Week 12
Please read:
William Shakespeare: Richard III
You will need to get from the library or from a bookstore. The plot is quite complex. I have posted here a character list with links to Wikipedia articles on the historical characters in question. You may or may not find it useful, but it does occasionally serve as a corrective to the liberties Shakespeare himself has taken with the play, and it serves as a separate list you can look at from time to time to remind yourself of who’s who.
You may wish, with your parents’ coperation, to watch one or another of the video versions of the play. Probably the best and most balanced is the one from the BBC Shakespeare Plays set, though it is not easy to find. The Laurence Olivier version of the play (1955), is spectacularly cinematic and chock full of theatrical greats, but it is seriously cut and (worse) supplied with a few lines that were either imported from other plays (Henry VI, Part 3, mostly) or written by other people entirely (Colley Cibber, in particular, gets credit for “Richard’s himself again.”). With that proviso, it’s still worth seeing. I cannot recommend the 1995 version with Ian McKellen, though he is indisputably an extraordinary actor. It is distinctly unsuitable for family viewing, and McKellen has taken such liberties with the play that it no longer has much resemblance to Shakespeare’s story. For somewhat more complete discussion of film options, look at my own evolving Shakespeare on View site.

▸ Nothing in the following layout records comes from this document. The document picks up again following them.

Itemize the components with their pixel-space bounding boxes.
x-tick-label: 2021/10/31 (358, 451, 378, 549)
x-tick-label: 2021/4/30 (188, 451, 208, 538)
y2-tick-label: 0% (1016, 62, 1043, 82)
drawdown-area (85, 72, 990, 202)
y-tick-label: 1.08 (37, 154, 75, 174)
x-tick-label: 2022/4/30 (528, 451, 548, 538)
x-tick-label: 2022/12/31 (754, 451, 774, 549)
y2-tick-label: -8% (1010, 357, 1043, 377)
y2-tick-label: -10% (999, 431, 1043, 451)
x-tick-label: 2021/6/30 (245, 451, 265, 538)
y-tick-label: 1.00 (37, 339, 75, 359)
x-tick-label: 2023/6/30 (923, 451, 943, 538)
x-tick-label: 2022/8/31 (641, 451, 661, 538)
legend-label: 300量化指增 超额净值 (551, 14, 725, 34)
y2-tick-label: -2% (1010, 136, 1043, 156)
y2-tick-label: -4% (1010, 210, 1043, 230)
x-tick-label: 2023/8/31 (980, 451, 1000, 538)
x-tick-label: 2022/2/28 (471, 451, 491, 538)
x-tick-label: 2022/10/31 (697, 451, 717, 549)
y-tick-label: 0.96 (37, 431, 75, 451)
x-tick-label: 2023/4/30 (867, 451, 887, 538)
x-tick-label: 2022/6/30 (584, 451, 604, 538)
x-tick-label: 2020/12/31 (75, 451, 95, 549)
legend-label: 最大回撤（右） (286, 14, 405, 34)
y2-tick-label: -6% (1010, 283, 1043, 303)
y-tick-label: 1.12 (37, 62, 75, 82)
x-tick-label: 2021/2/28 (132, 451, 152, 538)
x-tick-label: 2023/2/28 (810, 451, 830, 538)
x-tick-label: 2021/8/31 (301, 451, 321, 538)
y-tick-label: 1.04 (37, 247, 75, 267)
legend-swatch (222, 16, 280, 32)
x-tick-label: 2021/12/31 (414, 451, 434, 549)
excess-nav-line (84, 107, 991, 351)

For this week’s discussion, please consider:
- How does Shakespeare create characters? What does he tell you, and what does he not tell you? How does his building of characters compare with with Chaucer’s, for example?
- How does Shakespeare use his diction — that is, the specifics of his language — to reveal character?
- Here you will find dramatic irony, comic relief, suspense, and many other tricks of the working dramatist. How does Shakespeare use his these in the plays you have read so far?